Von Kaenel’s winning play focuses on three middle school students, one of whom has lost her cat. When the cat’s owner discovers fur and blood in her driveway, she assumes the cat has died, and the friends embark on solving the mystery of the murder. Although it sounds somewhat morbid in nature, Von Kaenel calls the play a comedy and assures the audience it ends happily. Von Kaenel, who calls her own sense of humor “strange” and “random”, believes the play’s comedic elements as well as her accurate portrayal of its middle school protagonists is what attracted the judges to her play. “I think I portrayed their childlike innocence well, and the way kids act,” said Von Kaenel. “I never actually went to public middle school. I was homeschooled. But I remember what it was like to be that age.”
Von Kaenel’s play will be performed along with the other winning plays in April at UNC Greensboro. On April 22, the winning playwrights will have the opportunity to see their work rehearsed and performed by skilled actors on the Triad Stage. An average playwright and director might be nervous putting her work in the hands of strangers, but Von Kaenel hopes to learn a lot from the experience. “I’m excited to see that,” said Von Kaenel, “because I feel like a more experienced director and some more experienced actors might bring something new to it that I hadn’t thought of.” Von Kaenel’s play will also be performed at Queen’s Grant’s Spring Arts Showcase in May.

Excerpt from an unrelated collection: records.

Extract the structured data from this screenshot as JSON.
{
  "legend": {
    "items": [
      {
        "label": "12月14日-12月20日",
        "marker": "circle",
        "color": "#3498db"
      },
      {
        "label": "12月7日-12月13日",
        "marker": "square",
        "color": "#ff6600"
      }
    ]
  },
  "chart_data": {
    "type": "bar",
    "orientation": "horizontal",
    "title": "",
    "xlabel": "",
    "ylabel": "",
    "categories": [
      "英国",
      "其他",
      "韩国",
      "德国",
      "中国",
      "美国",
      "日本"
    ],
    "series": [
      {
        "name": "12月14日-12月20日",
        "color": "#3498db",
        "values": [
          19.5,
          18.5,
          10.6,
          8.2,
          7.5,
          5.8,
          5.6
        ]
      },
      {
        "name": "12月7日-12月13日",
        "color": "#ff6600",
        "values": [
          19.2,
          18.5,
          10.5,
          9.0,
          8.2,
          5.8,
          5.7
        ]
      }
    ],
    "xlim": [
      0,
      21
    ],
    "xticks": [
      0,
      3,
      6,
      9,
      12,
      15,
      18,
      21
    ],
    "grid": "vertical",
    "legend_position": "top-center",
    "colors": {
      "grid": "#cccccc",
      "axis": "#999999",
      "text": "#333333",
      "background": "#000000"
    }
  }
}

“It’s so wonderful to have been recognized as a school at the state level, knowing that we’re competing with much bigger and more established schools,” says Queen’s Grant Drama Teacher Elizabeth Mills. “And for Savannah, it is an amazing confirmation of the work she’s been doing while she’s been a Queen’s Grant student. She’s a great student and a great writer – she writes other plays for fun outside of class – and she has always been willing to try new things and get better at acting.”
Von Kaenel’s winning play is by no means her first foray into playwriting or the practice of drama. Von Kaenel has taken drama classes since she enrolled at Queen’s Grant as a freshman. Originally, Von Kaenel, who had performed in musicals with Mint Hill’s Spotlight Performing Arts Center since the eighth grade, thought she would be a film or stage actress. But what Von Kaenal describes fondly about theater is the essence of the experience itself: “I think the family feeling I got from working in theater as what made me want to be an actress on stage. The feeling of closeness you get with the cast. And then the excitement of performing and then seeing them next spring or fall – it’s very welcoming; it gives you a good feeling. It’s like you’re coming home.”
Von Kaenel began playwriting in her Theater 2 class sophomore year. The play she wrote that year focused on the relationship between sisters searching for their biological parents, and Von Kaenel’s drama teacher encouraged her to produce and direct it for the school’s spring arts showcase. “It was not very good!” admits Von Kaenel. “It was so cheesy! I was very into dramatics – everything needs to be so dramatic and emotional! And that leads to some over-the-top cheesy moments.” Ever humble, Von Kaenel adds, “I’ve grown enough to see my mistakes in my writing.” Von Kaenel’s junior year, she directed another play about friends who take a shortcut through the woods on their way home from school and encounter a witch who sends them to an alternate dimension.
Though she originally thought she would be an actress, Von Kaenel gets a great deal of satisfaction from the process of writing and directing. “Whenever I finish something, it’s this great feeling of accomplishment,” said Von Kaenel. “I made something, and it’s going to stay here, and other people can read it. And I think that’s really cool. It’s something you can’t get from performing on stage.”
Next year, Von Kaenel plans to attend CPCC. Though you might assume she has a promising career in theater awaiting her, Von Kaenel isn’t so sure. “It is one of many, many, many possibilities,” says Von Kaenel, who is interested not only in the performing arts but also veterinary science, forensic anthropology, writing, art, history, and travel. “I don’t want to focus on one thing,” says Von Kaenel. “I want to do lots of things. Because I think I have lots of potential, and I don’t want to waste any of it.”